Trinity Catholic College Year 12 student Amelia Telford is off to Canberra to promote a clean energy future.
Trinity Catholic College Year 12 student Amelia Telford is off to Canberra to promote a clean energy future. Jacklyn Wagner

Amelia to tell Senate what's what

LISMORE student Amelia Telford has a message for the Australian Senate - act on climate change and pass the Government's carbon tax.

It's a message Amelia will soon be able to deliver in person.

The 17-year-old from Trinity Catholic College is one of 30 volunteers from across Australia who will travel to Canberra next week to talk to parliamentarians ahead of the Senate vote on carbon price legislation.

Amelia will leave for the nation's capital on Saturday and will meet with politicians on Monday.

She said she was hopeful she could appeal to parliamentarians not just on a political level, but on a personal level too.
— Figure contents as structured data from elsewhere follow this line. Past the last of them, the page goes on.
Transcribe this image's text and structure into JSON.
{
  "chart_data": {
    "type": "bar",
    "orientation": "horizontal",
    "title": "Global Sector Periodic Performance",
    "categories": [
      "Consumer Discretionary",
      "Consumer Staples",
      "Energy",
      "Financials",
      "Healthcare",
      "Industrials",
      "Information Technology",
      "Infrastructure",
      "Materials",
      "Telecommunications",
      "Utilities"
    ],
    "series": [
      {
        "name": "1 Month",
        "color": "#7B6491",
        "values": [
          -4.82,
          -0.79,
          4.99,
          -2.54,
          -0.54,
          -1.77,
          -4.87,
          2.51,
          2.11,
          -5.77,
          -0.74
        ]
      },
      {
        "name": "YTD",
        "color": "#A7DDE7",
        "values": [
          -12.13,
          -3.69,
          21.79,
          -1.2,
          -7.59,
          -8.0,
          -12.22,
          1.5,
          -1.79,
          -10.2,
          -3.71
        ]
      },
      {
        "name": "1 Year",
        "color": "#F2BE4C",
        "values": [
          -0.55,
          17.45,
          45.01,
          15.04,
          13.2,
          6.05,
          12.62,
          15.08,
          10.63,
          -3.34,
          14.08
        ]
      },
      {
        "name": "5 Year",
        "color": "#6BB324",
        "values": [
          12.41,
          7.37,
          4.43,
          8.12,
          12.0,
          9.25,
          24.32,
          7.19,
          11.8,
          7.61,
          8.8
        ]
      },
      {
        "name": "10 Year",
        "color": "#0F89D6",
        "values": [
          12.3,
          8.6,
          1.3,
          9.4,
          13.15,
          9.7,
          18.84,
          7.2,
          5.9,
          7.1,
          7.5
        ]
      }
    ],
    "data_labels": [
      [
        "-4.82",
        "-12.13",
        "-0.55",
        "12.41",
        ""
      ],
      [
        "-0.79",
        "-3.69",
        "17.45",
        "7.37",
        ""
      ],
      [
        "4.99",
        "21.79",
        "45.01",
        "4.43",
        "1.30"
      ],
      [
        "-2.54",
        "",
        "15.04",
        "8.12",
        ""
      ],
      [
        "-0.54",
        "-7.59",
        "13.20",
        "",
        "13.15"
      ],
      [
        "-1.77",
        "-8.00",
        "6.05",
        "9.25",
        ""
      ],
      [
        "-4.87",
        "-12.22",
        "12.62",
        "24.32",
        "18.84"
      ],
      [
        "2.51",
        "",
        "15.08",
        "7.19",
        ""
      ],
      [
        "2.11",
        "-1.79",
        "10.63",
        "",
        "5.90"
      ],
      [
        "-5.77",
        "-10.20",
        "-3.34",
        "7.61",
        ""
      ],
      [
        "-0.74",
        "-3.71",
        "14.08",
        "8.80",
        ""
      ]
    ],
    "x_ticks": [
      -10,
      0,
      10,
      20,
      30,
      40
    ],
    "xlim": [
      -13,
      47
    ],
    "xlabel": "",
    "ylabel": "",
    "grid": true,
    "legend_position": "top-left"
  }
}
"Our goal is to influence the Senate to pass the carbon tax. But I think personally I'd like to speak to them on a more emotional level so they can see the emotions we're feeling towards it," she said.

Amelia was selected to travel to Canberra after giving a speech at the recent Power Shift conference in Brisbane.

Power Shift, which featured prominent Australians including Dick Smith, was a forum organised by the Australian Youth Climate Coalition to discuss action on climate change.

Amelia said forum organisers told her that her speech could be equally effective in Canberra.

"They said to me there were parts of my speech I could adapt to appeal to politicians," she said.

Amelia said she was looking forward to seeing the political response to climate change and the challenge of creating a sustainable economy up close.

"Going to Canberra will be great because I'll be able to see things happening first-hand," she said.

Ms Telford and others keen to see a price placed on carbon pollution are highly likely to get their wish by the end of next month.

The Government and the Greens have the Senate numbers to ensure the clean energy legislation, which has passed the House of Representatives, will become law before the Senate rises at the end of November.